Corvallis’ latest medical practice is not a traditional doctor’s office in a quiet professional center. It’s a storefront clinic in a busy commercial strip, wedged between a coffeehouse and a Mexican restaurant.
CareNow, the latest venture from The Corvallis Clinic, is billed as a “convenience care clinic,” and it’s the first facility of its kind between Salem and Eugene.
The 1,200-square-foot location will open for business Monday in the University Center at 2001 N.W. Monroe Ave., just across the street from the Oregon State University campus.
It will be open seven days a week, including evenings, with 15-minute appointment windows designed to get people in and out quickly. An interactive calendar allows patients to schedule their visits online at the clinic’s website, carenoworegon.com.
The new clinic will be staffed by nurse practitioners and certified medical assistants rather than physicians, which limits the types of care available on-site. CareNow will be able to treat mild illnesses and minor injuries, do checkups and physicals and provide immunizations.
It will also be able to do some quick-turnaround lab tests and fill some patient prescriptions, and patients will check themselves in using touch-screen tablet computers linked into The Corvallis Clinic’s electronic medical records system.
“It’s an opportunity for organizations to provide lower-cost care in a more convenient arrangement,” said Andrew Perry, The Corvallis Clinic’s CEO.
“Our goal is no waiting,” added Norma Soffa, one of two nurse practitioners on staff.
The staffing model also helps to keep costs relatively low. A standard office visit will cost $120, compared to $200 or more for a trip to most Corvallis-area physicians. A sports physical is $50, and a general physical checkup is $180 for an adult or $120 for a child. Prices are posted on the website, and CareNow accepts most insurance plans.
Medical consultation and oversight will be provided by Dr. Robin Lannan, who will act as CareNow’s medical director, as well as Dr. Dennis Regan, the medical director for The Corvallis Clinic.
If a patient comes in with symptoms of a serious health condition such as chest pain, significant shortness of breath or broken bones, they’ll be referred to an urgent care clinic or the hospital emergency room.
CareNow is intended to treat non-emergency cases that come up suddenly and can be handled without stitches, a cast or surgery.
“The best way to think of it,” Soffa said, “is you’re sick and you want to go to the doctor, but your regular doctor can’t see you for a week — that kind of thing.”
While CareNow is the first convenience care clinic in the Corvallis-Albany area, the idea is not new.

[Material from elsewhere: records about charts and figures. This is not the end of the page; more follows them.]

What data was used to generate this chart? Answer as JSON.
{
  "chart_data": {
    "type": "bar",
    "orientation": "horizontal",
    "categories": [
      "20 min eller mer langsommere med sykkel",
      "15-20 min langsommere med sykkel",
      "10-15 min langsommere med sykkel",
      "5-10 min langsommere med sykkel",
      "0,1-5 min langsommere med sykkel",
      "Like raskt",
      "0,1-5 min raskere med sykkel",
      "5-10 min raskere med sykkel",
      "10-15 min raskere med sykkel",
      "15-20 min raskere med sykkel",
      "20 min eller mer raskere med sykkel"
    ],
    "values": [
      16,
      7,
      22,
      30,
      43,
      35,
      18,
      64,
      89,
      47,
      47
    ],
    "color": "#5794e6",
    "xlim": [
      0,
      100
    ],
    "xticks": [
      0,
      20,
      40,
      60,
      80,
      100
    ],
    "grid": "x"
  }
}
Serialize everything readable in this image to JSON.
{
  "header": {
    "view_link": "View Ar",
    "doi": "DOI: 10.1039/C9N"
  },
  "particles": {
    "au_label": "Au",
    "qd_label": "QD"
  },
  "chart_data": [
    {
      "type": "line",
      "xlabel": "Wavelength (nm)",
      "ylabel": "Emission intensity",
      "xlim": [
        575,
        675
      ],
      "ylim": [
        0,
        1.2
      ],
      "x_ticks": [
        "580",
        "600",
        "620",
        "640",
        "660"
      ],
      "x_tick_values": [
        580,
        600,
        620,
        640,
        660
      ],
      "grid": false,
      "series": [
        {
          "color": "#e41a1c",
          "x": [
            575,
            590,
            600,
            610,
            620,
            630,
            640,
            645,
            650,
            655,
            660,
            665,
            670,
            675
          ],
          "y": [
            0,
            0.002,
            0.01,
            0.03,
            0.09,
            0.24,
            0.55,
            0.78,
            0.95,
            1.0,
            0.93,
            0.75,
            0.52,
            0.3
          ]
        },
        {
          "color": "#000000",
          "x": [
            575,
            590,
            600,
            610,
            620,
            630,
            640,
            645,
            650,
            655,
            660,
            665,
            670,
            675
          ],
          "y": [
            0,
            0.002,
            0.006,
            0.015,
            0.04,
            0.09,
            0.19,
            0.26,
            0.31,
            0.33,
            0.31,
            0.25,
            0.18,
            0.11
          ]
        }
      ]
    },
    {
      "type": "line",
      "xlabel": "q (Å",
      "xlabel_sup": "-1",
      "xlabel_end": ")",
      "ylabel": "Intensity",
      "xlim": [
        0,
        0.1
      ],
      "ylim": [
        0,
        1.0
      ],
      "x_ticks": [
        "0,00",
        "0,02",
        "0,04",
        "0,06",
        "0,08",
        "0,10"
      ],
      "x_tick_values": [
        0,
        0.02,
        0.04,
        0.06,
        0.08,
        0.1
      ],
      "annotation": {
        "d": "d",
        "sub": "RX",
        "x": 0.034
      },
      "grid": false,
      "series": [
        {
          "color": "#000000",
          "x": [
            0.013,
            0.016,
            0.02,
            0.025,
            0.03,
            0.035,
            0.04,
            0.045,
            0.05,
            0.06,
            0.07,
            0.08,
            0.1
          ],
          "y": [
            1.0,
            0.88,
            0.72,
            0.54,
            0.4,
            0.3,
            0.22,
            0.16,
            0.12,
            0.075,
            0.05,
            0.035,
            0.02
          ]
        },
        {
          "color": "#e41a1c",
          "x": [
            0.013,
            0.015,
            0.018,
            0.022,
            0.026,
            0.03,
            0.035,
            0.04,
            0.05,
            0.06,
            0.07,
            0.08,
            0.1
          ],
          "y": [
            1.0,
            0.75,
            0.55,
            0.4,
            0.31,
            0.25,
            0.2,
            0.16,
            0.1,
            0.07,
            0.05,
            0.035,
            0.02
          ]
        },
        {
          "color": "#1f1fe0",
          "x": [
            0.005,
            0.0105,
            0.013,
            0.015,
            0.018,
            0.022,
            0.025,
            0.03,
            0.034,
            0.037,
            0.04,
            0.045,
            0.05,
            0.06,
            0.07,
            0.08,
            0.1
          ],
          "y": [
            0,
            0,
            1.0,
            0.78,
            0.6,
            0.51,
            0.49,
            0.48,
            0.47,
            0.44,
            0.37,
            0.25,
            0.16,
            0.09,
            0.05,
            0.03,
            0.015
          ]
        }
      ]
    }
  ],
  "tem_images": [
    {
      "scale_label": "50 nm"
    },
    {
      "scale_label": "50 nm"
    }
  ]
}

Similar operations — also known as retail clinics or mini clinics — have popped up rapidly across the country in recent years, with about 1,600 nationwide, many located inside pharmacies or grocery stores.
Among the biggest operations are MinuteClinic, owned by the CVS Caremark pharmacy chain; Healthcare Clinic, affiliated with Walgreens; and the Little Clinic, a subsidiary of Kroger supermarkets.
“It’s all about convenience,” said Ateev Mehrotra, a Harvard professor who has studied the retail clinic phenomenon for Rand Health, a public policy institute of the nonprofit Rand Corp. “People know where the grocery store is.”
And with their more affordable price point, it’s also about filling a niche in the medical marketplace. Mehrotra said his research shows as many as 100 million patient visits a year could be shifted from doctors’ offices and hospital emergency departments to retail clinics with annual cost savings of about $4.5 billion.
“There’s a growing number of people in the United States who have high-deductible health plans,” Mehrotra pointed out. “These clinics offer an alternative to the emergency room.”
Ed Howard, executive director of the nonprofit think tank Alliance for Health Reform, said retail clinics also serve as a kind of relief valve for a health care system already strained by a shortage of primary care doctors. And combined with federally qualified health centers, which have also grown rapidly in recent years, they may also provide some downward pressure on health care costs.
“People have been looking for a more effective, efficient, economical way to deliver care,” Howard said.
Samaritan Health Services, the largest health care provider in the mid-valley, operates several walk-in urgent care sites but has no plans for now to get into the retail clinic business, though it isn’t ruling out the possibility. (The Corvallis Clinic also has one immediate care center in north Corvallis.)
“With health care reform and the increasing demand for health care services, Samaritan is always exploring ways to enhance patient care, whether that be new locations or different delivery models that provide timely and cost-effective care,” said Samaritan spokeswoman Evonne Walls.
But the Corvallis Clinic is betting local residents will respond to CareNow’s combination of convenient location, no-waiting scheduling and low price point. If the experiment is successful, expect to see more CareNow locations popping up around the mid-valley.
“This is our entry into this type of market and setting, and we want to make sure we did it effectively before we decided to expand,” Perry said.